The output can be viewed in a standard web browser and allows the user to quickly identify SNPs, which could be functionally important. To add extra functionality, the ability to view selected SNPs in NCBIs dbSNP (
Sherry et al., 2001) and in the UCSC Genome Browser has been incorporated into the output. To efficiently display features for a SNP in the UCSC Genome Browser, only tracks that contain features in the SNP region are displayed. The user interface has been designed to allow further mining of the output () to display information from the multiple cell types and links to external data. This includes the ability to view the detailed experimental data thereby allowing users to assess the biological relevance of the results in the context of the thresholds and criteria used. ASSIMILATOR automatically queries any new tracks appearing from the ENCODE project on UCSC and includes these in the analysis. To further ensure ASSIMILATOR stays up to date, an option is available, which searches all UCSC database versions for ENCODE tracks and automatically uses the latest suitable version [currently March. 2006 (NCBI36/hg18)]. The ENCODE data release policy places restrictions on the publication of ENCODE data; therefore, the date at which the data becomes unrestricted is also displayed to aid the user.
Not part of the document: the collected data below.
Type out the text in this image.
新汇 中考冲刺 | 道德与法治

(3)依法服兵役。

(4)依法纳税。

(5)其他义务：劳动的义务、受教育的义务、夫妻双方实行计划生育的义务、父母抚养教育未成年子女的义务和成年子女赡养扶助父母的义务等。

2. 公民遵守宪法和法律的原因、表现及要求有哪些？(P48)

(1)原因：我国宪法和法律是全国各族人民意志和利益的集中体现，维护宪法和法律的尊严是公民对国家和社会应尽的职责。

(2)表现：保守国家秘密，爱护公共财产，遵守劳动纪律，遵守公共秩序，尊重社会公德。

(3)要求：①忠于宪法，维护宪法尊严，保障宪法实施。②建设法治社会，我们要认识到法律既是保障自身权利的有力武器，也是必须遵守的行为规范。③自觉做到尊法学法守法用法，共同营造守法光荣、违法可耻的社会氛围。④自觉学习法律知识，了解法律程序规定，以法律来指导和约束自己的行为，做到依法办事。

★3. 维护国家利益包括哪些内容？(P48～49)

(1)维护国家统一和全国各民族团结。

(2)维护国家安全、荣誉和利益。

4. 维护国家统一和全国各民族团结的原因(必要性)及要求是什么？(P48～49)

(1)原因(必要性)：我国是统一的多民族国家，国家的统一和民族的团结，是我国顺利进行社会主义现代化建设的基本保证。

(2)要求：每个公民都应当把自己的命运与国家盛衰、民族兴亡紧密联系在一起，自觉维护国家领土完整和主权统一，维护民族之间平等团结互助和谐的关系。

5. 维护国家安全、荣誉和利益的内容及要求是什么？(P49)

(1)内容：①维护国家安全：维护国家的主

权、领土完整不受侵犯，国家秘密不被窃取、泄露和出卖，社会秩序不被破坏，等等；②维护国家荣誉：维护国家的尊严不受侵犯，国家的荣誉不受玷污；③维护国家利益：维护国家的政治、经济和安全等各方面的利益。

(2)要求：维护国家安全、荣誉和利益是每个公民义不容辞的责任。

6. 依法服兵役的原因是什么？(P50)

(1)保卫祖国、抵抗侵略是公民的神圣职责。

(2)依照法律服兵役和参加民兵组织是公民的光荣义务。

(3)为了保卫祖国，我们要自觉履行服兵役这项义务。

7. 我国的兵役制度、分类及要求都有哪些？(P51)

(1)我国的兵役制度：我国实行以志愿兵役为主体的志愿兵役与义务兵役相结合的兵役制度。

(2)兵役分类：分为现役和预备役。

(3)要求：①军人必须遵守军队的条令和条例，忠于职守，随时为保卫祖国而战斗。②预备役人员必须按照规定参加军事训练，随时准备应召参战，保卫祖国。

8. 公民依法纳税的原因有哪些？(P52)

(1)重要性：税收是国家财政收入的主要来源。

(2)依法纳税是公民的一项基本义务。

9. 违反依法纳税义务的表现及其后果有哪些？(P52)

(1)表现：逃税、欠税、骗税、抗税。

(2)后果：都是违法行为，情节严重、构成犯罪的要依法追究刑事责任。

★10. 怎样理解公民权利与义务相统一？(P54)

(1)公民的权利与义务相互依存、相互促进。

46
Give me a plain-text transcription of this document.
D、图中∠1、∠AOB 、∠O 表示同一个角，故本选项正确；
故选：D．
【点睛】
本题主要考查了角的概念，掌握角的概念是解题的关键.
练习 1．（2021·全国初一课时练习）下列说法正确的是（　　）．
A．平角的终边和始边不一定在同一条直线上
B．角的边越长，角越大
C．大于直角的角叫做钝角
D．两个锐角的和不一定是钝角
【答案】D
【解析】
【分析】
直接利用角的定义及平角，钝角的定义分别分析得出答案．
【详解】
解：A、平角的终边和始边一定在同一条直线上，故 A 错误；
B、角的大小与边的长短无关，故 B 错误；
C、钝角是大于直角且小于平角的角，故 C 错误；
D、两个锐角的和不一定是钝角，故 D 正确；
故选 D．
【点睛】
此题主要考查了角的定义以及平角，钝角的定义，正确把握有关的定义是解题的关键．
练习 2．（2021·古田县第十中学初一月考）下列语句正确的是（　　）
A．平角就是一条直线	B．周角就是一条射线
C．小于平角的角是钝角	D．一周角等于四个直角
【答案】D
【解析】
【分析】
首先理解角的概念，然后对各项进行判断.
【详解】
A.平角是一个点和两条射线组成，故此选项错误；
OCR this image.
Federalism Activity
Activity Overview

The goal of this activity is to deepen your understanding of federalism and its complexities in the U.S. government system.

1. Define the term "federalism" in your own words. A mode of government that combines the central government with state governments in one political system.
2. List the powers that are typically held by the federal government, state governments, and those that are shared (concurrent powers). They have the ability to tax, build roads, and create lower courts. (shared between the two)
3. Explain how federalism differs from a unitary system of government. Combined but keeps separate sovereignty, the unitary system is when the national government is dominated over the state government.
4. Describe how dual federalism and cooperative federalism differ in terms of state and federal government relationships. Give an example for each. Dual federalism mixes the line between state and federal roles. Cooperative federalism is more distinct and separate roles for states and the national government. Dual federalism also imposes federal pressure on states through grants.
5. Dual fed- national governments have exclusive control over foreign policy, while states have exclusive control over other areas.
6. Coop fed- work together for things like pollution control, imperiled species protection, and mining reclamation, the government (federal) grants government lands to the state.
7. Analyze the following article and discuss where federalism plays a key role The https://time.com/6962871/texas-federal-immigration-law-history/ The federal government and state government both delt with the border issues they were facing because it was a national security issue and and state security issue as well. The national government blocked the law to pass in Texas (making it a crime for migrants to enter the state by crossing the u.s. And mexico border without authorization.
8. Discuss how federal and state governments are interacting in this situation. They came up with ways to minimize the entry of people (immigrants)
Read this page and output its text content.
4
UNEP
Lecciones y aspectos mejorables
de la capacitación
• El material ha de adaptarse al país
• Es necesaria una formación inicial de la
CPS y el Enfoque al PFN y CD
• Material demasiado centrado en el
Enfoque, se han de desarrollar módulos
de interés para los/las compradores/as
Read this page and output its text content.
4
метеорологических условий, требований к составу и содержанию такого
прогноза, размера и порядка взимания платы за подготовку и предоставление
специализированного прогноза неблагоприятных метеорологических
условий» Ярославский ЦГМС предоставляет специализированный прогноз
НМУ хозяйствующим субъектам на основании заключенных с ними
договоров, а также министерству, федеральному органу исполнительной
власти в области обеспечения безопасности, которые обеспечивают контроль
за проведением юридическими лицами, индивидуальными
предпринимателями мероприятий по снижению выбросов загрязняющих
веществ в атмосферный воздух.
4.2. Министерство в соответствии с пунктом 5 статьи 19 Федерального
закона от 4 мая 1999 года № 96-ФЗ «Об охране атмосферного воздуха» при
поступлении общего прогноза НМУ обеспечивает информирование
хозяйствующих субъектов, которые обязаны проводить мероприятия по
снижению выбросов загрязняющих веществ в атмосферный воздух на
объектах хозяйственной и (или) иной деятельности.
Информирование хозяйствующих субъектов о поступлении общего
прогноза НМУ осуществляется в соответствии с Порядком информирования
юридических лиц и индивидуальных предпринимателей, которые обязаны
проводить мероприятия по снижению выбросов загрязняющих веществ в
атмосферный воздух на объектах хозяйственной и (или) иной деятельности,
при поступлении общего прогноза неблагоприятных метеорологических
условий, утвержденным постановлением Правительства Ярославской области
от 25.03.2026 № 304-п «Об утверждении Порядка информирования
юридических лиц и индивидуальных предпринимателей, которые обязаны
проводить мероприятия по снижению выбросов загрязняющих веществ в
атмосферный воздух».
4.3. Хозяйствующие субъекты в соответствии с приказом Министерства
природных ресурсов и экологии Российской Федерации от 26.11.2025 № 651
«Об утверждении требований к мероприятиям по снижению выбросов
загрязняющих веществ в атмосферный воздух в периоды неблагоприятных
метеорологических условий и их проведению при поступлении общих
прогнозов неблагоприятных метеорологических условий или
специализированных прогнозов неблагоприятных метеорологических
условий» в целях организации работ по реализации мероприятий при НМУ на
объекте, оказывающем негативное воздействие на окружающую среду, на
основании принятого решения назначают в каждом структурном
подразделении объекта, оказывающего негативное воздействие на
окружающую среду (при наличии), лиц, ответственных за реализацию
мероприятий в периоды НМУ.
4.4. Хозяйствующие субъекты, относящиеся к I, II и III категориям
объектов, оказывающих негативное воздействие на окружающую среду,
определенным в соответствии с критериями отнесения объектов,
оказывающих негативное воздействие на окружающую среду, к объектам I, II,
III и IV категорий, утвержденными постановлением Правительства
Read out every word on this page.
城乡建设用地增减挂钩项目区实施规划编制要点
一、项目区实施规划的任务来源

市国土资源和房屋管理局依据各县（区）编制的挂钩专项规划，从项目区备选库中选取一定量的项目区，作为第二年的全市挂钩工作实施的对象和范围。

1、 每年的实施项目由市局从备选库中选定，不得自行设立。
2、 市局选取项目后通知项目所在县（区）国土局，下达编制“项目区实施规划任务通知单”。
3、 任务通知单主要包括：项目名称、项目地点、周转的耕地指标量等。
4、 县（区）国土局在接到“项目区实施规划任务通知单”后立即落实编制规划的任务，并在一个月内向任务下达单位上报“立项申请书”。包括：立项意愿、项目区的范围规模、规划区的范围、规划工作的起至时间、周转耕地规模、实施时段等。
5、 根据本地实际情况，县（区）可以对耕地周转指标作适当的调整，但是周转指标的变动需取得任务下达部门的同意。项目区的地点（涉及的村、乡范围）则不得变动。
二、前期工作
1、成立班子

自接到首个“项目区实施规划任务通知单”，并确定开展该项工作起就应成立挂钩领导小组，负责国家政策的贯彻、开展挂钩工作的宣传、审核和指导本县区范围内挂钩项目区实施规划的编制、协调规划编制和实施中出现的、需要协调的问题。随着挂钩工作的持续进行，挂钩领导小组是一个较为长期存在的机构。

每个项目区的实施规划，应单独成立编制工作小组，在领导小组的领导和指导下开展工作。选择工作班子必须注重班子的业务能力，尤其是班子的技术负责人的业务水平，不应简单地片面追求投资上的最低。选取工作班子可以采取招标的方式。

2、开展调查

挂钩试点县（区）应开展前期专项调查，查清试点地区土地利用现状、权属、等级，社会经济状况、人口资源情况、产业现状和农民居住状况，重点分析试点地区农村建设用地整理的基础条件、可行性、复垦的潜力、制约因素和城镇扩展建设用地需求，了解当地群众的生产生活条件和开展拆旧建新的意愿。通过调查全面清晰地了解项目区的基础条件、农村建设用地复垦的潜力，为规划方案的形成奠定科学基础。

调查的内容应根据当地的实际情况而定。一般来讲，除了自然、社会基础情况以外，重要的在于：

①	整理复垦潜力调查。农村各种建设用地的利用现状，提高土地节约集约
To analyse the data, a hierarchical approach can be employed by the user, where isolated evidence for conservation across species, evidence of histone modification or mapping to a methylated region might be assigned a low weighting by the user; conversely, consistent evidence for a region being active, such as evidence for histone modification, DNase-1 hypersensitivity and open chromatin in the same cell line, coupled with evidence that a SNP lies within a transcription factor binding site (TFBS) would receive a higher weighting and could help to prioritize that SNP for functional work and may inform the design of such studies.